Organisierte Kriminalität Netzwerk in Sachsen noch aktiv
05.06.2007, 17:30 UhrVom Verfassungsschutz in Sachsen entdeckte Netzwerke organisierter Kriminalität sind nach Einschätzung der Landesregierung noch immer aktiv und gefährlich. Die organisierte Kriminalität werde mit ihren Mitteln zurückschlagen, um die Zerstörung ihrer Strukturen zu verhindern, warnte Sachsens Innenminister Albrecht Buttolo (CDU) am Dienstag in einer Sondersitzung des Parlaments in Dresden. Alle, die sich am Kampf gegen die Netzwerke beteiligen, müssten Rufmordkampagnen fürchten. "Die organisierte Kriminalität wird verleumden, sie wird Misstrauen säen, sie wird Gerüchte streuen, sie wird einschüchtern."
In Sachsen sorgen seit mehr als drei Wochen nahezu täglich neue schwere Vorwürfe gegen Richter, Staatsanwälte, Polizisten und hohe Politiker für Aufregung. Medienberichten zufolge enthalten noch geheime Verfassungsschutzakten Hinweise auf brisante Verbindungen von Justiz, Polizei und Politik zur organisierten Kriminalität. Unter anderem soll es um Straftaten wie Korruption, Amtsmissbrauch und Kinderprostitution gehen. Ministerpräsident Georg Milbradt (CDU) kritisierte die öffentlichen Verdächtigungen und Spekulationen. Sie belasteten die Aufarbeitung mehr als dass sie nützten, sagte er nach der Sitzung.

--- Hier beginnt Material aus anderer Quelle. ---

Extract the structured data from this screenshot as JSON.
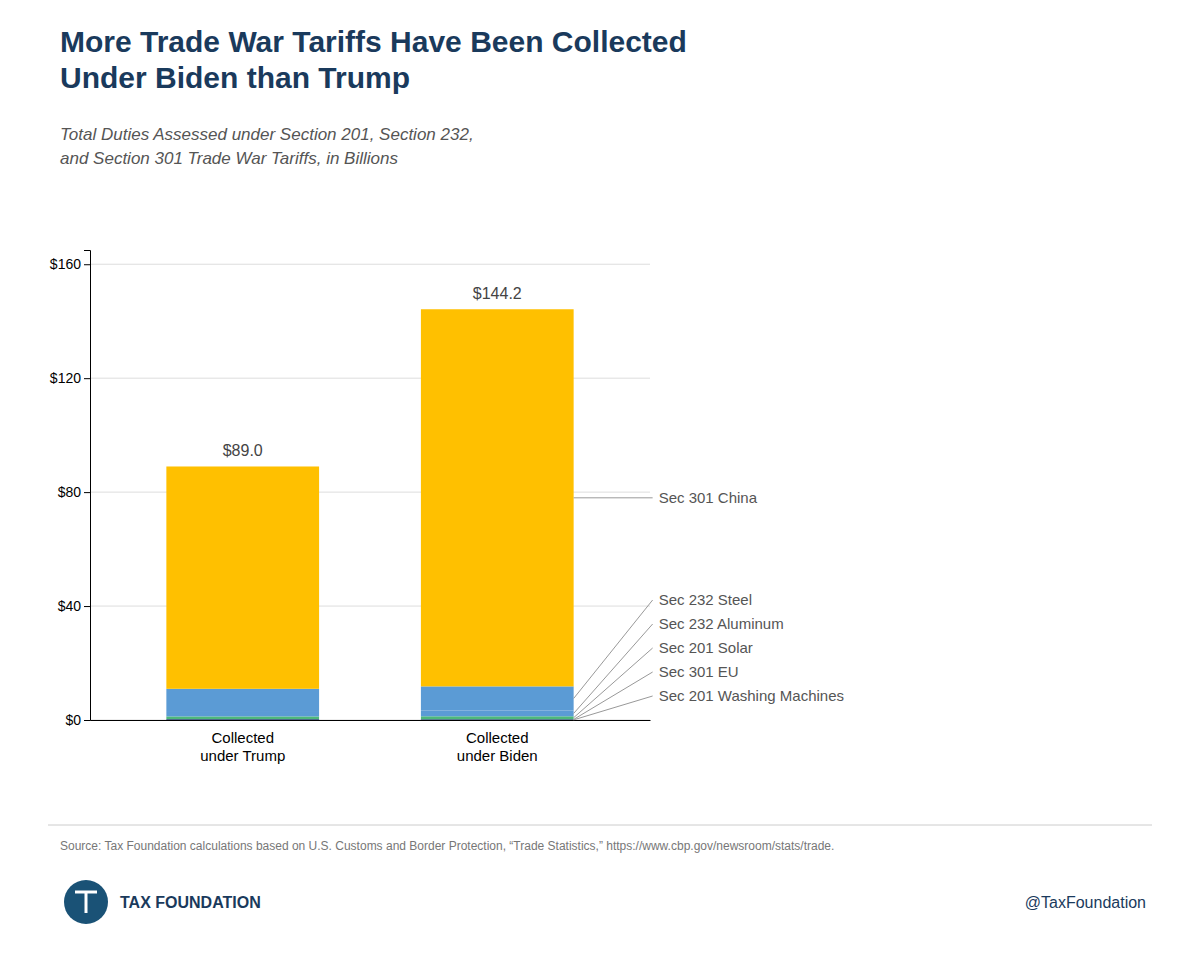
{
  "chart_data": {
    "type": "bar",
    "stacked": true,
    "title": "More Trade War Tariffs Have Been Collected\nUnder Biden than Trump",
    "subtitle": "Total Duties Assessed under Section 201, Section 232,\nand Section 301 Trade War Tariffs, in Billions",
    "categories": [
      "Collected\nunder Trump",
      "Collected\nunder Biden"
    ],
    "series": [
      {
        "name": "Sec 201 Washing Machines",
        "color": "#1c3f6e",
        "values": [
          0.15,
          0.1
        ]
      },
      {
        "name": "Sec 301 EU",
        "color": "#1c3f6e",
        "values": [
          0.2,
          0.2
        ]
      },
      {
        "name": "Sec 201 Solar",
        "color": "#4db87a",
        "values": [
          0.9,
          1.0
        ]
      },
      {
        "name": "Sec 232 Aluminum",
        "color": "#5b9bd5",
        "values": [
          1.9,
          2.0
        ]
      },
      {
        "name": "Sec 232 Steel",
        "color": "#5b9bd5",
        "values": [
          7.8,
          8.5
        ]
      },
      {
        "name": "Sec 301 China",
        "color": "#ffc000",
        "values": [
          78.05,
          132.4
        ]
      }
    ],
    "totals": [
      89.0,
      144.2
    ],
    "total_labels": [
      "$89.0",
      "$144.2"
    ],
    "ylim": [
      0,
      165
    ],
    "yticks": [
      {
        "value": 0,
        "label": "$0"
      },
      {
        "value": 40,
        "label": "$40"
      },
      {
        "value": 80,
        "label": "$80"
      },
      {
        "value": 120,
        "label": "$120"
      },
      {
        "value": 160,
        "label": "$160"
      }
    ],
    "grid": true,
    "legend": false,
    "source": "Source: Tax Foundation calculations based on U.S. Customs and Border Protection, “Trade Statistics,” https://www.cbp.gov/newsroom/stats/trade.",
    "logo_text": "TAX FOUNDATION",
    "twitter_handle": "@TaxFoundation"
  }
}
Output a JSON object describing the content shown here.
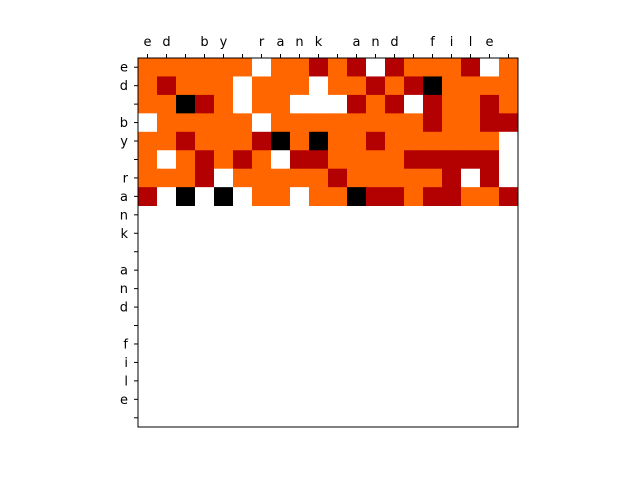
{
  "chart_data": {
    "type": "heatmap",
    "title": "",
    "xlabel": "",
    "ylabel": "",
    "x_tick_labels": [
      "e",
      "d",
      " ",
      "b",
      "y",
      " ",
      "r",
      "a",
      "n",
      "k",
      " ",
      "a",
      "n",
      "d",
      " ",
      "f",
      "i",
      "l",
      "e",
      " "
    ],
    "y_tick_labels": [
      "e",
      "d",
      " ",
      "b",
      "y",
      " ",
      "r",
      "a",
      "n",
      "k",
      " ",
      "a",
      "n",
      "d",
      " ",
      "f",
      "i",
      "l",
      "e",
      " "
    ],
    "x_axis_position": "top",
    "grid": false,
    "colormap": "gist_heat",
    "color_scale": {
      "0": "#000000",
      "1": "#b30000",
      "2": "#ff6600",
      "3": "#ffffff"
    },
    "values": [
      [
        2,
        2,
        2,
        2,
        2,
        2,
        3,
        2,
        2,
        1,
        2,
        1,
        3,
        1,
        2,
        2,
        2,
        1,
        3,
        2
      ],
      [
        2,
        1,
        2,
        2,
        2,
        3,
        2,
        2,
        2,
        3,
        2,
        2,
        1,
        2,
        1,
        0,
        2,
        2,
        2,
        2
      ],
      [
        2,
        2,
        0,
        1,
        2,
        3,
        2,
        2,
        3,
        3,
        3,
        1,
        2,
        1,
        3,
        1,
        2,
        2,
        1,
        2
      ],
      [
        3,
        2,
        2,
        2,
        2,
        2,
        3,
        2,
        2,
        2,
        2,
        2,
        2,
        2,
        2,
        1,
        2,
        2,
        1,
        1
      ],
      [
        2,
        2,
        1,
        2,
        2,
        2,
        1,
        0,
        2,
        0,
        2,
        2,
        1,
        2,
        2,
        2,
        2,
        2,
        2,
        3
      ],
      [
        2,
        3,
        2,
        1,
        2,
        1,
        2,
        3,
        1,
        1,
        2,
        2,
        2,
        2,
        1,
        1,
        1,
        1,
        1,
        3
      ],
      [
        2,
        2,
        2,
        1,
        3,
        2,
        2,
        2,
        2,
        2,
        1,
        2,
        2,
        2,
        2,
        2,
        1,
        3,
        1,
        3
      ],
      [
        1,
        3,
        0,
        3,
        0,
        3,
        2,
        2,
        3,
        2,
        2,
        0,
        1,
        1,
        2,
        1,
        1,
        2,
        2,
        1
      ],
      [
        null,
        null,
        null,
        null,
        null,
        null,
        null,
        null,
        null,
        null,
        null,
        null,
        null,
        null,
        null,
        null,
        null,
        null,
        null,
        null
      ],
      [
        null,
        null,
        null,
        null,
        null,
        null,
        null,
        null,
        null,
        null,
        null,
        null,
        null,
        null,
        null,
        null,
        null,
        null,
        null,
        null
      ],
      [
        null,
        null,
        null,
        null,
        null,
        null,
        null,
        null,
        null,
        null,
        null,
        null,
        null,
        null,
        null,
        null,
        null,
        null,
        null,
        null
      ],
      [
        null,
        null,
        null,
        null,
        null,
        null,
        null,
        null,
        null,
        null,
        null,
        null,
        null,
        null,
        null,
        null,
        null,
        null,
        null,
        null
      ],
      [
        null,
        null,
        null,
        null,
        null,
        null,
        null,
        null,
        null,
        null,
        null,
        null,
        null,
        null,
        null,
        null,
        null,
        null,
        null,
        null
      ],
      [
        null,
        null,
        null,
        null,
        null,
        null,
        null,
        null,
        null,
        null,
        null,
        null,
        null,
        null,
        null,
        null,
        null,
        null,
        null,
        null
      ],
      [
        null,
        null,
        null,
        null,
        null,
        null,
        null,
        null,
        null,
        null,
        null,
        null,
        null,
        null,
        null,
        null,
        null,
        null,
        null,
        null
      ],
      [
        null,
        null,
        null,
        null,
        null,
        null,
        null,
        null,
        null,
        null,
        null,
        null,
        null,
        null,
        null,
        null,
        null,
        null,
        null,
        null
      ],
      [
        null,
        null,
        null,
        null,
        null,
        null,
        null,
        null,
        null,
        null,
        null,
        null,
        null,
        null,
        null,
        null,
        null,
        null,
        null,
        null
      ],
      [
        null,
        null,
        null,
        null,
        null,
        null,
        null,
        null,
        null,
        null,
        null,
        null,
        null,
        null,
        null,
        null,
        null,
        null,
        null,
        null
      ],
      [
        null,
        null,
        null,
        null,
        null,
        null,
        null,
        null,
        null,
        null,
        null,
        null,
        null,
        null,
        null,
        null,
        null,
        null,
        null,
        null
      ],
      [
        null,
        null,
        null,
        null,
        null,
        null,
        null,
        null,
        null,
        null,
        null,
        null,
        null,
        null,
        null,
        null,
        null,
        null,
        null,
        null
      ]
    ]
  }
}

Die mit der Aufklärung der Affäre betraute Staatsanwaltschaft Dresden äußert sich bislang nicht zu den Vorwürfen und zum Stand der Ermittlungen. Auch ist unklar, ob Generalbundesanwältin Monika Harms sich einschalten wird. Ihr liegen Kopien der an die sächsische Staatsanwaltschaft übermittelten Verfassungsschutzunterlagen vor.
Die Linkspartei, die die Sondersitzung beantragt hatte, verlangte die Übernahme des Falls durch das Bundeskriminalamtes (BKA). Justizminister Geert Mackenroth (CDU) mahnte indessen zu Geduld und Vertrauen in die Leistungsfähigkeit der sächsischen Justiz. "Die Zeiten sind vorbei, als im Freistaat Sachsen ohne Entscheidung eines unabhängigen Gerichts, allein gegründet auf Vermutungen, Hinweise und Gerüchte, menschliche Existenzen vernichtet wurden", sagte er. Über die Einbeziehung des BKA werde die Staatsanwaltschaft in eigener Verantwortung entscheiden.

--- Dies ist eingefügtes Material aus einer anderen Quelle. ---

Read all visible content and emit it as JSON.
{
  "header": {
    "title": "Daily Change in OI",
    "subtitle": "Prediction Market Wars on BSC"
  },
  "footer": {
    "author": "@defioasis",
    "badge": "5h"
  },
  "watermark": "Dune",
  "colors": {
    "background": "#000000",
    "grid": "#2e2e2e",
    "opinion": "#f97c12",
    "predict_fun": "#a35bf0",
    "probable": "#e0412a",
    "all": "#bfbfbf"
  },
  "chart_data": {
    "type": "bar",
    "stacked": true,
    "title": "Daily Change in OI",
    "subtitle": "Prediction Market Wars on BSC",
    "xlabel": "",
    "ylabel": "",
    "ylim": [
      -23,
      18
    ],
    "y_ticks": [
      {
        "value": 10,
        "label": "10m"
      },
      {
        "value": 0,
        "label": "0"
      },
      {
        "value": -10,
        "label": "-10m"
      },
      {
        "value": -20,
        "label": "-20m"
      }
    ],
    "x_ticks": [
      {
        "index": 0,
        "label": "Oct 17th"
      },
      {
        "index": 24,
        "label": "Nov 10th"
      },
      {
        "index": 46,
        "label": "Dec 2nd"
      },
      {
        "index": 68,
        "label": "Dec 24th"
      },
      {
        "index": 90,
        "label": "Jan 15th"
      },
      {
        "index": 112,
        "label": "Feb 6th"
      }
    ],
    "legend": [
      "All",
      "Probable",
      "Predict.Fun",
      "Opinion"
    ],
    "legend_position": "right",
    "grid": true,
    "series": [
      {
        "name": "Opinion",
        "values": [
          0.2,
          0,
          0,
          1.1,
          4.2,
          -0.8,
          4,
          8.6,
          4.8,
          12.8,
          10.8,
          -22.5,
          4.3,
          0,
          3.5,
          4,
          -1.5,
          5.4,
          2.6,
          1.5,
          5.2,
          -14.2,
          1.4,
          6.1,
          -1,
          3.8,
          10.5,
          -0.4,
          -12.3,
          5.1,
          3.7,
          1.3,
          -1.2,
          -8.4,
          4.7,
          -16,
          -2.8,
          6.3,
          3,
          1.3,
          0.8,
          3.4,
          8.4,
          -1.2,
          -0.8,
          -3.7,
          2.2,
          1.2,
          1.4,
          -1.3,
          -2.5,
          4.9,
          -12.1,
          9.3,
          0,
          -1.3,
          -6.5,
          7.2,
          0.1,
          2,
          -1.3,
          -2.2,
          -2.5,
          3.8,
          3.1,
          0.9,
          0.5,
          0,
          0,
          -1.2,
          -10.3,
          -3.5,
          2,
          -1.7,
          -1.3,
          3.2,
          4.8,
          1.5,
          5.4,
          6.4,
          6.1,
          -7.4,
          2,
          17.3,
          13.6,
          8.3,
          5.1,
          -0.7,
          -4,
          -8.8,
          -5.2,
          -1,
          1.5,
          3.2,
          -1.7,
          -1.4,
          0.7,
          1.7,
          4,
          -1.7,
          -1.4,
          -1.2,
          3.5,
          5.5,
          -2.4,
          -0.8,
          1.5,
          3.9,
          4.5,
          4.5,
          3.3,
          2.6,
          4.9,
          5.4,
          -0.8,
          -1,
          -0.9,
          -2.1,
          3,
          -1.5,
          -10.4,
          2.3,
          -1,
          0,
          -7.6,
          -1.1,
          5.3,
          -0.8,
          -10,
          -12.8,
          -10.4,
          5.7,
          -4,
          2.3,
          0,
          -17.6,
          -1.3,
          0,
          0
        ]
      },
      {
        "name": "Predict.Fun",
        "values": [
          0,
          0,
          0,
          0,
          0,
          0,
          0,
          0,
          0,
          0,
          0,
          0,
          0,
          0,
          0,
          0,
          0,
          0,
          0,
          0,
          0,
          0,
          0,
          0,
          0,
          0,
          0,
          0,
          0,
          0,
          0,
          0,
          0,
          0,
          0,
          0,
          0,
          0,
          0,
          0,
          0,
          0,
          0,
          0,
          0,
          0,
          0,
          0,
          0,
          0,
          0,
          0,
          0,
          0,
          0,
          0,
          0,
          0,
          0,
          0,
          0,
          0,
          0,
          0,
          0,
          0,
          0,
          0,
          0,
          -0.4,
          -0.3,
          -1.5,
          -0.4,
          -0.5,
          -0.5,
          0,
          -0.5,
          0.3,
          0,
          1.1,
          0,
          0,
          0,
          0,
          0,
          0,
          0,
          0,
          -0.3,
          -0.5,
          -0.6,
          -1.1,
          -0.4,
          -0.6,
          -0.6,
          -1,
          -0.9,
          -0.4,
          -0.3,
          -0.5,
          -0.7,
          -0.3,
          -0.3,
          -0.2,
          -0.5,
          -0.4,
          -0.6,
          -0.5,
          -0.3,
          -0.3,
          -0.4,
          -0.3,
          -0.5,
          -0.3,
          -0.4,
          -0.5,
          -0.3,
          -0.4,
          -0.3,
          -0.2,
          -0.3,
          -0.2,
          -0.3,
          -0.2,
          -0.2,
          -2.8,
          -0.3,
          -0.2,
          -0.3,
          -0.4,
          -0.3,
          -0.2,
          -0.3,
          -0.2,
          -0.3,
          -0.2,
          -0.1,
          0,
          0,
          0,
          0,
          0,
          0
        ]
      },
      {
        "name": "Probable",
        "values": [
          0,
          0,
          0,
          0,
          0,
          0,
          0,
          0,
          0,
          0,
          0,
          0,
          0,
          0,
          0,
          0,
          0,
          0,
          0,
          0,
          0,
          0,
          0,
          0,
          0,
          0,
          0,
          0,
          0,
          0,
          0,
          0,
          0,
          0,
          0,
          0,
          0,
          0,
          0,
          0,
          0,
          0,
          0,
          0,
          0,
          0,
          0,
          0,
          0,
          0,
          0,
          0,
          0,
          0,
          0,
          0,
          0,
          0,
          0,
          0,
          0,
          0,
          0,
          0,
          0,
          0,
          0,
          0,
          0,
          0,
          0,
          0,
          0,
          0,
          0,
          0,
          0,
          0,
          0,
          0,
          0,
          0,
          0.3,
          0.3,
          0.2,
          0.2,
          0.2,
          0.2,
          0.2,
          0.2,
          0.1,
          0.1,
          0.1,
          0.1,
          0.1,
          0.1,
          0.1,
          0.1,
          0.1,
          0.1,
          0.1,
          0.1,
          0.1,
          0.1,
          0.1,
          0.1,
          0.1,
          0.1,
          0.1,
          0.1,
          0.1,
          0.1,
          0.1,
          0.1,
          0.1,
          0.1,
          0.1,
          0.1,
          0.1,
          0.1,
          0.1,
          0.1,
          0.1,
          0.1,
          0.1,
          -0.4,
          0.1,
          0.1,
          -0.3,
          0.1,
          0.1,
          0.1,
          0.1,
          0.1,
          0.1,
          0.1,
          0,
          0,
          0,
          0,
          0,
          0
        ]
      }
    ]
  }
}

Gegen vorschnelle und unüberlegte Forderungen nach Konsequenzen sprach sich auch Stefan Brangs (SPD) aus. Man wisse nichts außer Gerüchten, die nicht seriös zu bewerten seien, sagte Johannes Lichdi (Grüne). "Aber das Schlimmste ist: Wir halten sie für möglich." Die Linkspartei kündigte die Einsetzung eines Untersuchungsausschusses an. Über den konkreten Untersuchungsauftrag wolle sich die Partei mit der FDP, den Grünen und Vertretern der SPD abstimmen.
Mehrere Abgeordnete bezogen sich in der Sondersitzung auf Hinweise, wonach Akten des Verfassungsschutzes zu den Vorwürfen bereits geschreddert wurden. Die für die Kontrolle des Geheimdienstes zuständige Parlamentarische Kontrollkommission (PKK) bestätigte, dass es eine "Vernichtung von Kopien verschiedener Unterlagen" gegeben habe. Auswirkungen auf die nunmehr eingeleiteten staatsanwaltschaftlichen Ermittlungen seien nach derzeitigem Erkenntnisstand jedoch nicht zu befürchten.